W drugim meczu rundy wiosennej I ligi GKS Bełchatów znów przegrał. Tym razem bardzo wyraźnie z Miedzią Legnica.
– Nic dobrego o naszej grze nie mogę powiedzieć. Zagraliśmy bardzo słabo i zostaliśmy pokarani . Po drugiej bramce straciliśmy wiarę, że coś się zmieni – tak mecz w Legnicy skomentował Marcin Węglewski, trener GKS-u.
Bełchatowianie to obecnie najsłabsza drużyna w lidze, mimo że zajmuje jeszcze 14. miejsce w tabeli. Nie widać jednak powodów do optymizmu, zwłaszcza po zimowych stratach kadrowych. Ostatnie punkty GKS zdobył 13 listopada 2020 roku, kiedy pokonał Arkę Gdynia 2:1. W siedmiu następnych kolejkach bełchatowianie już tylko przerywali.
O ile tydzień temu powalczyli u siebie z Odrą Wodzisław, to w Legnicy byli bezradni. Tylko raz – w pierwszej połowie – piłkarze GKS-u zmusili do wysiłku swojego niedawnego kolegę klubowego Pawła Lenarcika.

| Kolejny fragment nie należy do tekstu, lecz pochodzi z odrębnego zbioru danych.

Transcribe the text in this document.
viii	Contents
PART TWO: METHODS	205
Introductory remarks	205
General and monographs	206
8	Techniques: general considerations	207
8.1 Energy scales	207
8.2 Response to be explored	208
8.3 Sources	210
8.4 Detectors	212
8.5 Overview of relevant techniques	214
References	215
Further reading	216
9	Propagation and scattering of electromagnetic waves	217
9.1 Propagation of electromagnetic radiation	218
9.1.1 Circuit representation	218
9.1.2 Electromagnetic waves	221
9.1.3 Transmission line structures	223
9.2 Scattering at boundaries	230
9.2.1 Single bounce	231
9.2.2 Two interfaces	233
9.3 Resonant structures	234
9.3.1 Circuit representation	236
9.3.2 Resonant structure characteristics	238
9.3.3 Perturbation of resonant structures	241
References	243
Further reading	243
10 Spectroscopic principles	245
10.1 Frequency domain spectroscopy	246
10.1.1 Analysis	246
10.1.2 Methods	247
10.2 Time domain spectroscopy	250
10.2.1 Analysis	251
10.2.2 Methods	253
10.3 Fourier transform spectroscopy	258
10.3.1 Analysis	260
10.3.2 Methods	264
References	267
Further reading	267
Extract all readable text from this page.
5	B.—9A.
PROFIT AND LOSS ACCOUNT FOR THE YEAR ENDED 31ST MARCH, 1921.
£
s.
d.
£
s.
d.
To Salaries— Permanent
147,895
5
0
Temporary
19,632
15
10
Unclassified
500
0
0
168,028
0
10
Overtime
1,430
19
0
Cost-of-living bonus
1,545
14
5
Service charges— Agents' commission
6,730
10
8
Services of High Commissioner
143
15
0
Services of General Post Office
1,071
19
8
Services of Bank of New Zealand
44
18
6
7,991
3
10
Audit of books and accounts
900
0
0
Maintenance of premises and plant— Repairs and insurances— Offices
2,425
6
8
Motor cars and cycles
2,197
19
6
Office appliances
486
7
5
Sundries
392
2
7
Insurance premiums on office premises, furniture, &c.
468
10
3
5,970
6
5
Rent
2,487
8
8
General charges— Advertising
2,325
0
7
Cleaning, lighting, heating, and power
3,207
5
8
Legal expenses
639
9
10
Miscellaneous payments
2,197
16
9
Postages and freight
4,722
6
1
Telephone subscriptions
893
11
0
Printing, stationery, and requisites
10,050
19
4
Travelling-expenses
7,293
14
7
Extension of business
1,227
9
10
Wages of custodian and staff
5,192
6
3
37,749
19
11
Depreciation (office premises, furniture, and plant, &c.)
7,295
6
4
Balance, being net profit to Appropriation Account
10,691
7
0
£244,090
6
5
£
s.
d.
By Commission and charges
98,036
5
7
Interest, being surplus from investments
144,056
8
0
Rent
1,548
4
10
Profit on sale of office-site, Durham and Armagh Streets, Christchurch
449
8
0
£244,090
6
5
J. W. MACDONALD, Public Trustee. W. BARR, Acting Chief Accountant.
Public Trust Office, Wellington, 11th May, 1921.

Po przerwie dominowała już Miedź.
W następnej kolejce (w piątek o godzinie 17:40) do Bełchatowa przyjedzie Termalica Bruk-Bet Nieciecza, lider tabeli, który zremisował 2:2 z Sandecją Nowy Sącz.
Miedź Legnica – GKS Bełchatów 3:0 (1:0)
Bramki
1:0 – Makuch – 15. min
2:0 – Roman – 50 min
3:0 – Purzycki – 53 min, karny
GKS: Niźnik – Sierczyński (63. Grzelak), Zalepa, Pawlik, Szymorek – Bator, Hilbrycht, Gancarczyk (72. Koziara), Flaszka (46. Laskowski), Wroński (63. Staszak) – Winsztal (72. Łapiński).